Designed by Czech architect Franz Blazek, the Austria & Bosna Hotel is nested in 40 hectares of green in the heart of Ilidža. It opened its doors in 1892, and it immediately attracted elite tourists and VIPs, including Archduke Franz Ferdinand and Duchess Sophie, his wife, who used to stay in the hotel when they were in Sarajevo. The choice of accommodation was not accidental. In addition to all the amenities of a luxury hotel, the hotel had electric lighting, telephones, telegraphs, and even a post office.
On June 25, 1914, the Archduke and Duchess checked in at the hotel. As usual, they were given the most spacious and luxurious suite the facility could offer, and special security arrangements were made with local infantry forces.
On June 27, records show the couple held a lavish banquet attended by the rich and famous. In the meantime, an editor of a local newspaper by the name of Danilo Ilić was handing out weapons to a group of young conspirators with the intent to assassinate Ferdinand.
The next day, at around 9:30 a.m., the Archduke and Duchess left the hotel.
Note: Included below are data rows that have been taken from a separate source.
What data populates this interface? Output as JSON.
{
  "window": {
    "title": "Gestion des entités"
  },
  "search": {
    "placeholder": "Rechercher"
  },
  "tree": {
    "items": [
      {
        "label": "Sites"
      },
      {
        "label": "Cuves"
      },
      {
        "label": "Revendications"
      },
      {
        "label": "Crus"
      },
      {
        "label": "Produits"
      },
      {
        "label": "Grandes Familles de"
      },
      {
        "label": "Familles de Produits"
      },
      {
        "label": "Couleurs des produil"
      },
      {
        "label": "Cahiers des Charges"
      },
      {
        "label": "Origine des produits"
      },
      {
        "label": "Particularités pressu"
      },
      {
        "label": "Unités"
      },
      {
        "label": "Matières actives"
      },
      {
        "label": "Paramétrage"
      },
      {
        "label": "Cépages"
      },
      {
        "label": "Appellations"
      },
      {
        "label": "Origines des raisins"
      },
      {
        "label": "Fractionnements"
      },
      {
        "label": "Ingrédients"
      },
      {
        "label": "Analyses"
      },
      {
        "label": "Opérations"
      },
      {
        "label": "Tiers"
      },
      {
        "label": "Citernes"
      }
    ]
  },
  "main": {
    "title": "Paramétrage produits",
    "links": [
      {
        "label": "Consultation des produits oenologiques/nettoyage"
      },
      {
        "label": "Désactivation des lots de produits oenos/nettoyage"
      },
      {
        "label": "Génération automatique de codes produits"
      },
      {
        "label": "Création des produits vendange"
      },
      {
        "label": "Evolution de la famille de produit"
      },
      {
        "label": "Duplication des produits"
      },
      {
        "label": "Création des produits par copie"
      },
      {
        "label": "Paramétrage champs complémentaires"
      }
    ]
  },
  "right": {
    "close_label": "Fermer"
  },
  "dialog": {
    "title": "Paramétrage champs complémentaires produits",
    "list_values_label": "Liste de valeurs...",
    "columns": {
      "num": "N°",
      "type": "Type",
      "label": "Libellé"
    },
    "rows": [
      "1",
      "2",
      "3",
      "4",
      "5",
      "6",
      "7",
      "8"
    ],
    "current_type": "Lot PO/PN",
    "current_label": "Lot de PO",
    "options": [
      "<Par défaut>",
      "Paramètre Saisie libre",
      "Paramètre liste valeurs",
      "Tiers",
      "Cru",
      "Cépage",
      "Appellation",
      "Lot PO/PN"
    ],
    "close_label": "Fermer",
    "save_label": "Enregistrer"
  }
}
Shortly after that, a bomb was thrown at them, but it bounced on the seat and injured some bystanders. At around 11:00, both the Archduke and Duchess were shot dead by Gavrilo Princip, one of the young conspirators armed by Danilo Ilić.
Currently, the Austria & Bosna Hotel consists of two distinct hotels: Hotel Austria, with 30 rooms, two suites, and one restaurant, and Hotel Bosna, with 58 rooms, 10 suites, one restaurant, and two congress halls.